WINSTON-SALEM, N.C. - When R.J. Harris was looking for work in the late 1950s, he stumbled into an unemployment office that referred him to a company that sold nuts, bolts and other fasteners.
Little did the soft-spoken Lumbee Native know at the time that this seemingly transitional job would develop into a labor of love and eventually his own company, Southern Fasteners and Supply Inc.
Harris, now 67, opted out of college, which he said might have contributed to him going through 20 years of on-the-job training. ''I had to learn the hard way,'' he said. ''It had to be on-the-job learning and training.''
When Harris started out in the nuts and bolt industry, he said that he viewed it filled with promise as machines slowly replaced people and those people moved to cities in search of jobs. He especially noticed this change occurring in the farming industry.

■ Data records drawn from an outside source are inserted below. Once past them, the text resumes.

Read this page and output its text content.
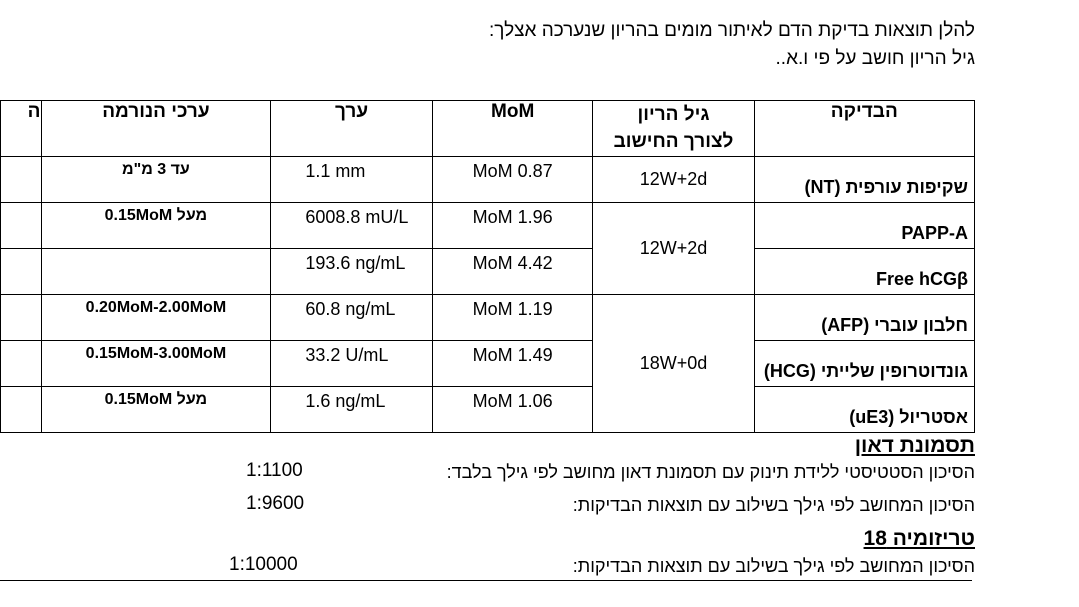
להלן תוצאות בדיקת הדם לאיתור מומים בהריון שנערכה אצלך:
גיל הריון חושב על פי ו.א..
הבדיקה	גיל הריון
לצורך החישוב	MoM	ערך	ערכי הנורמה	ה
שקיפות עורפית (NT)	12W+2d	0.87 MoM	1.1 mm	עד 3 מ"מ	
PAPP-A	12W+2d	1.96 MoM	6008.8 mU/L	מעל 0.15MoM	
Free hCGβ		4.42 MoM	193.6 ng/mL		
חלבון עוברי (AFP)	18W+0d	1.19 MoM	60.8 ng/mL	0.20MoM-2.00MoM	
גונדוטרופין שלייתי (HCG)		1.49 MoM	33.2 U/mL	0.15MoM-3.00MoM	
אסטריול (uE3)		1.06 MoM	1.6 ng/mL	מעל 0.15MoM	
תסמונת דאון
הסיכון הסטטיסטי ללידת תינוק עם תסמונת דאון מחושב לפי גילך בלבד:
1:1100
הסיכון המחושב לפי גילך בשילוב עם תוצאות הבדיקות:
1:9600
טריזומיה 18
הסיכון המחושב לפי גילך בשילוב עם תוצאות הבדיקות:
1:10000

Instead of remaining an employee in the industry, in 1972 he and his wife opened up their first business. But he said it was underfunded, and instead of going under he sold it and moved on.

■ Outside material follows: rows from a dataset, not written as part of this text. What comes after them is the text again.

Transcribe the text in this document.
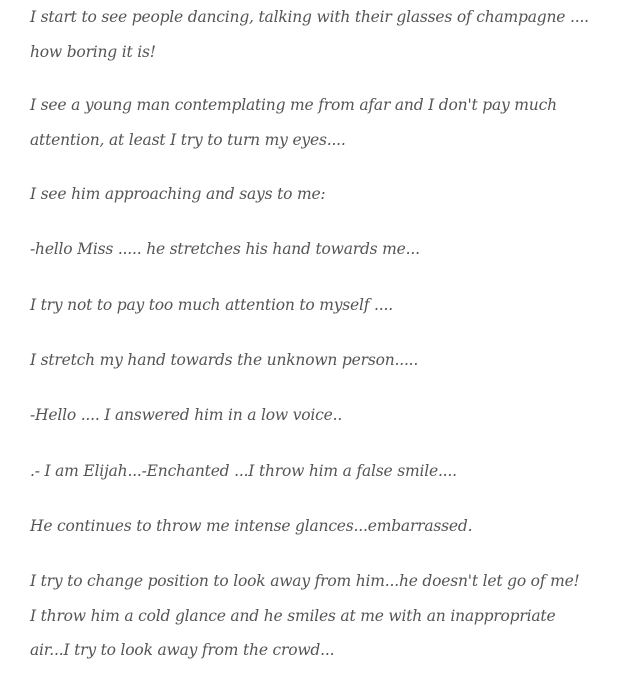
I start to see people dancing, talking with their glasses of champagne .... how boring it is!

I see a young man contemplating me from afar and I don't pay much attention, at least I try to turn my eyes....

I see him approaching and says to me:

-hello Miss ..... he stretches his hand towards me...

I try not to pay too much attention to myself ....

I stretch my hand towards the unknown person.....

-Hello .... I answered him in a low voice..

.- I am Elijah...-Enchanted ...I throw him a false smile....

He continues to throw me intense glances...embarrassed.

I try to change position to look away from him...he doesn't let go of me! I throw him a cold glance and he smiles at me with an inappropriate air...I try to look away from the crowd...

With that learning experience behind him, he opened Southern Fasteners in 1982. The company has grown past offering just nuts and bolts to its customers to include a quality assurance program, labeling, bin service, computer-aided design drawing and much more.
Southern Fasteners offers more than 20,000 items from its inventory. Aside from offering a variety of nuts and bolts, washers, anchors, socket products, wire hardware, cutting tools and screws are sold.
The company supplies parts for nuclear power plants and gas pumps, as well as specialty parts that hold factory production line machines together.
In 1993, Harris' only child and daughter, Donna Goins, decided to follow in her father's footsteps.
She originally went to college for architecture and traveled a great deal in her former career, but with three young daughters in tow, working close to home became appealing. So with some encouragement from her father, she opted to dive right in and learn all she could about the business.
He said he was shocked when she asked for the office next to his. He explained that she wanted to be next to him so she could absorb as much of the day-to-day operations as possible and learn sales techniques to increase their client base.
''We get along really good,'' she said. ''Everything I learned, I learned from him.''
Goins, 41, humbly refers to her title with the company as sales manager, but her father fondly refers to her as the vice president. As she has slowly assumed a leadership role in the company, Harris has branched out and has traveled to meet more of his customers, and now spends less time in the office.
''A lot of stuff he taught me, he has already forgotten,'' she said in a humorous tone.
Parts of his travels entail implementing the quality assurance program that the company offers to help keep customers up and running and their equipment safe.
For example, Southern Fasteners has a contract with South Carolina Electric & Gas, among numerous clients. Representatives are available around the clock in the event that a part they supply malfunctions. ''It does not matter if it's Saturday or Sunday; we have to respond to those requests,'' Harris said.
The company also offers bin maintenance for nearly 150 companies. Depending on individual needs, this inventory service is provided weekly, bi-weekly or monthly. ''We use scanners to check for inventory,'' he said.
Labeling services are also a common request of customers. Harris said this is a perfect solution for a company that wants to ship parts directly from Southern Fasteners to their customer, but they want only their company name on the label.
The CAD drawing is reserved for clients who need an idea of what kind of machinery and hardware they need to run their business.
''We are just the middleman,'' Goins said. ''We break it down and get it out to the end users.''
The average cost for an item is 12 cents to 15 cents apiece, but can run astronomically higher depending on the item. ''You can't imagine a bolt costing $5,000, but it does happen: you just never know,'' she said.
Being a minority-owned company gives Southern Fasteners some advantages, but both father and daughter said they still have to compete with the bigger companies. In addition to their corporate office in North Carolina, they have offices in Virginia, West Virginia and Tennessee.